Valentina’s recipe is actually in Portuguese, so I am posting here a recipe in English that I have made before and liked a lot!
The eggplant in the picture above was stuffed with sautéed onions, garlic, diced tomatoes, the eggplant pulp, ground beef, and seasonings. But if you prefer a vegetarian dish you can omit the meat, or even substitute it with those soy crumbles, it is going to be yummy anyway you do! It is a very simple recipe that you can easily adapt to suit your taste.

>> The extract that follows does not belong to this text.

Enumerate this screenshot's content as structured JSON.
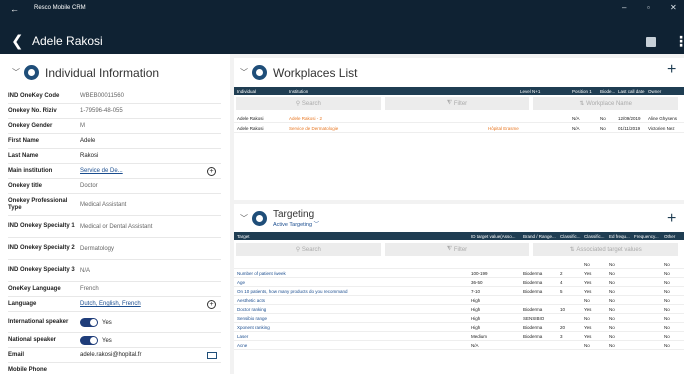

The Greek-Style Stuffed Eggplant does not contain meat and the flavors are more pronounced due to the ingredients (especialy the fetta cheese). It is very tasty and we all liked it a lot when I made it at home. (When I made mine, the only thing I did different was to boil the eggplant on the stove, instead of the microwave method)
I hope one of the variations may appeal to your tastes! I love eggplant made this way, and you know what… just writing about it is making me crave it again!
Today we have lots to do and places to go, so we will probably end up eating out, but I have some plans for lunch tomorrow, let’s wait and see what comes next!
But before you go, check out my new blender, isn’t it pretty?! (My old one stopped functioning last week, after seven years of everyday use; I was sad in a way, but also quite happy to get a new toy!)
Greek-Style Stuffed Eggplant
2 eggplants, cut in half lengthwise (about 3 pounds)
1/4 cup water
1 cup chopped onion
1 cup chopped plum tomato
1/4 cup white wine
3 garlic cloves, minced
1 cup (4 ounces) crumbled feta cheese
1/2 cup chopped fresh parsley, divided
3/4 teaspoon salt, divided
1/4 teaspoon freshly ground black pepper
2 (1-ounce) slices French bread
2 tablespoons grated fresh Parmesan cheese
Carefully remove pulp from each eggplant, reserving shells. Coarsely chop pulp to measure 6 cups. Place eggplant shells, cut sides down, in a 10-inch square baking dish. Add water to dish. Cover and microwave at high 5 minutes or until shells are tender. Keep warm.
Heat a large nonstick skillet coated with cooking spray over medium-high heat. Add eggplant pulp; saute 7 minutes. Add onion; sauté 2 minutes. Stir in tomato, wine, and garlic; cook 3 minutes or until liquid almost evaporates, stirring occasionally. Remove from heat; add feta, 1/4 cup parsley, 1/2 teaspoon salt, and pepper, stirring to combine. Spoon 3/4 cup eggplant mixture into each eggplant shell.
Place the bread slices in food processor; pulse 10 times or until coarse crumbs measure 1 cup. Combine breadcrumbs, 1/4 cup parsley, 1/4 teaspoon salt, and Parmesan, stirring well. Sprinkle 1/4 cup breadcrumb mixture over each stuffed shell. Arrange shells on a baking sheet coated with cooking spray; broil 2 minutes or until lightly browned.